The Rat Urinary Bladder as a New Target of Heterocyclic Amine Carcinogenicity: Tumor Induction by 3‐Amino‐l‐methyl‐5H‐pyrido[4,3‐β]indole Acetate

Abstract

In order to examine the carcinogenicity of 3‐amino‐l‐methyl‐5H‐pyrido[4,3‐β]indole acetate (Trp‐P‐2), 30 male and 30 female F344 rats were maintained on diet containing 0, 30, or 100 ppm Trp‐P‐2 for 112 weeks. The overall mean chemical intakes in the 100 ppm and 30 ppm groups were 3.84 and 1.14 mg/kg/day in males, and 4.57 and 1.34 ing/kg/day in females, respectively. Females of the 100 ppm group showed increased mortality in the late period of the study.
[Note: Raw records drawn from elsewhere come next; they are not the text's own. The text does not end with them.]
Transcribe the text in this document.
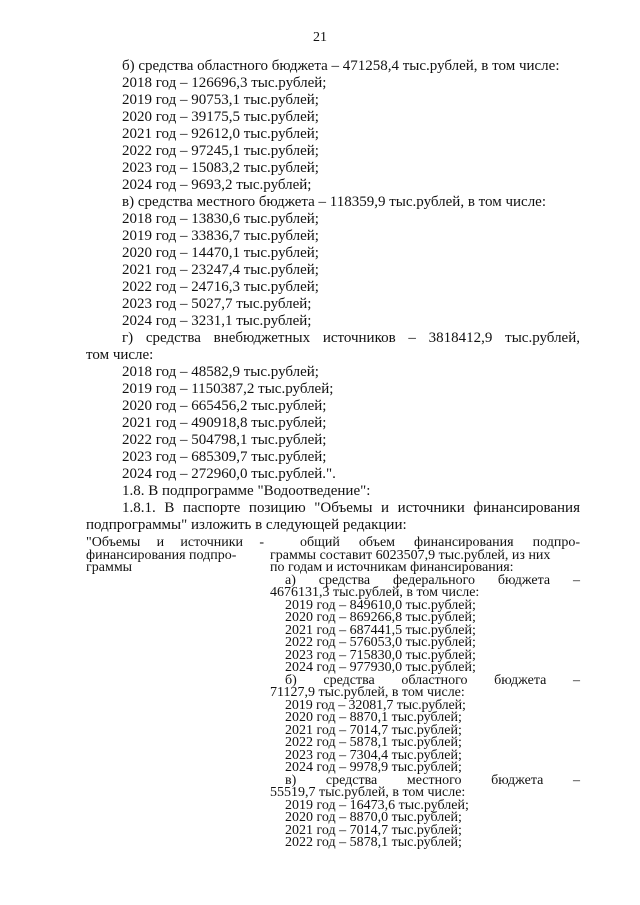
21
б) средства областного бюджета – 471258,4 тыс.рублей, в том числе:
2018 год – 126696,3 тыс.рублей;
2019 год – 90753,1 тыс.рублей;
2020 год – 39175,5 тыс.рублей;
2021 год – 92612,0 тыс.рублей;
2022 год – 97245,1 тыс.рублей;
2023 год – 15083,2 тыс.рублей;
2024 год – 9693,2 тыс.рублей;
в) средства местного бюджета – 118359,9 тыс.рублей, в том числе:
2018 год – 13830,6 тыс.рублей;
2019 год – 33836,7 тыс.рублей;
2020 год – 14470,1 тыс.рублей;
2021 год – 23247,4 тыс.рублей;
2022 год – 24716,3 тыс.рублей;
2023 год – 5027,7 тыс.рублей;
2024 год – 3231,1 тыс.рублей;
г) средства внебюджетных источников – 3818412,9 тыс.рублей,
том числе:
2018 год – 48582,9 тыс.рублей;
2019 год – 1150387,2 тыс.рублей;
2020 год – 665456,2 тыс.рублей;
2021 год – 490918,8 тыс.рублей;
2022 год – 504798,1 тыс.рублей;
2023 год – 685309,7 тыс.рублей;
2024 год – 272960,0 тыс.рублей.".
1.8. В подпрограмме "Водоотведение":
1.8.1. В паспорте позицию "Объемы и источники финансирования
подпрограммы" изложить в следующей редакции:
"Объемы и источники -
финансирования подпро-
граммы
общий объем финансирования подпро-
граммы составит 6023507,9 тыс.рублей, из них
по годам и источникам финансирования:
а) средства федерального бюджета –
4676131,3 тыс.рублей, в том числе:
2019 год – 849610,0 тыс.рублей;
2020 год – 869266,8 тыс.рублей;
2021 год – 687441,5 тыс.рублей;
2022 год – 576053,0 тыс.рублей;
2023 год – 715830,0 тыс.рублей;
2024 год – 977930,0 тыс.рублей;
б) средства областного бюджета –
71127,9 тыс.рублей, в том числе:
2019 год – 32081,7 тыс.рублей;
2020 год – 8870,1 тыс.рублей;
2021 год – 7014,7 тыс.рублей;
2022 год – 5878,1 тыс.рублей;
2023 год – 7304,4 тыс.рублей;
2024 год – 9978,9 тыс.рублей;
в) средства местного бюджета –
55519,7 тыс.рублей, в том числе:
2019 год – 16473,6 тыс.рублей;
2020 год – 8870,0 тыс.рублей;
2021 год – 7014,7 тыс.рублей;
2022 год – 5878,1 тыс.рублей;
In the 100 ppm group, significant increases in the incidences of neoplastic lesions were found in the liver, urinary bladder and mammary gland in males, and in the mammary gland, hematopoietic system and clitoral gland in females. Histologically, tumors induced by Trp‐P‐2 were hepatocellular adenomas, transitional cell tumors (papillomas and carcinomas) of the urinary bladder, fibroadenomas/fibromas of the mammary gland, malignant lymphomas and clitoral gland tumors (adenomas and adenocarcinomas). These results indicate multi‐target carcinogenicity of Trp‐P‐2 in F344 rats and provide evidence that the urinary bladder is also a target for heterocyclic amine action.